The multimillionaire Zients, who was ranked 25 on Fortune magazine’s list of the 40 richest Americans under age 40 in 2002, has a reputation for being able to fix anything. When the federal program that was handing out cash rebates to Americans trading in their clunkers for new, fuel-efficient vehicles was overrun by demand, Obama assigned Jeffrey Zients, who used his pixie dust to eliminate the backlog.
Zients managed a similar fix with a program that was designed to offer college education to veterans, but was crashing under the pressure.

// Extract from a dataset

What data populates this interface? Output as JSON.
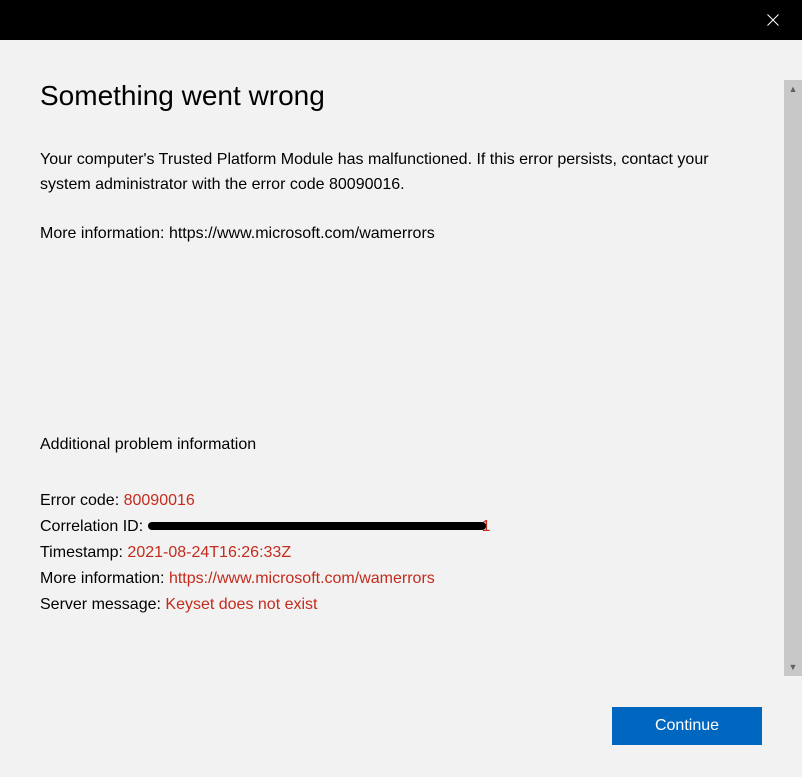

Come to think of it, why is the Obama Administration so terrible with computers? Wasn’t the Obama campaign the most extensive and outreaching online fundraising marvel in human history? What happened to those wizards?
Debbie Zients, his mom, was interviewed by USA Today while having a corned beef sandwich at Eli’s kosher deli in Washington, D.C. Jeffrey Zients, a native of Kensington, Maryland, his wife Mary and their four children Sasha, Matt, Josh and Jonny, daven at the Washington Hebrew Congregation. They’re Reform, nebech. But Jeffrey can fix the shameful Obamacare interface, which is all that counts right now.
His parents are divorced. His father, Alan, is a psychoanalyst in Manhattan. His mother, Debbie, volunteers with the non-profit Women for Women.
Zients will provide short-term advice, assessments and recommendations to the Department of Health and Human Services team that officials say has been working around the clock to fix www.healthcare.gov since it went live Oct. 1.
Debbie Zients told USA Today her son isn’t a computer expert, “unless it’s a new talent,” but she believes his talent will be in managing the army of tech experts in and outside the government who are trying to fix the site.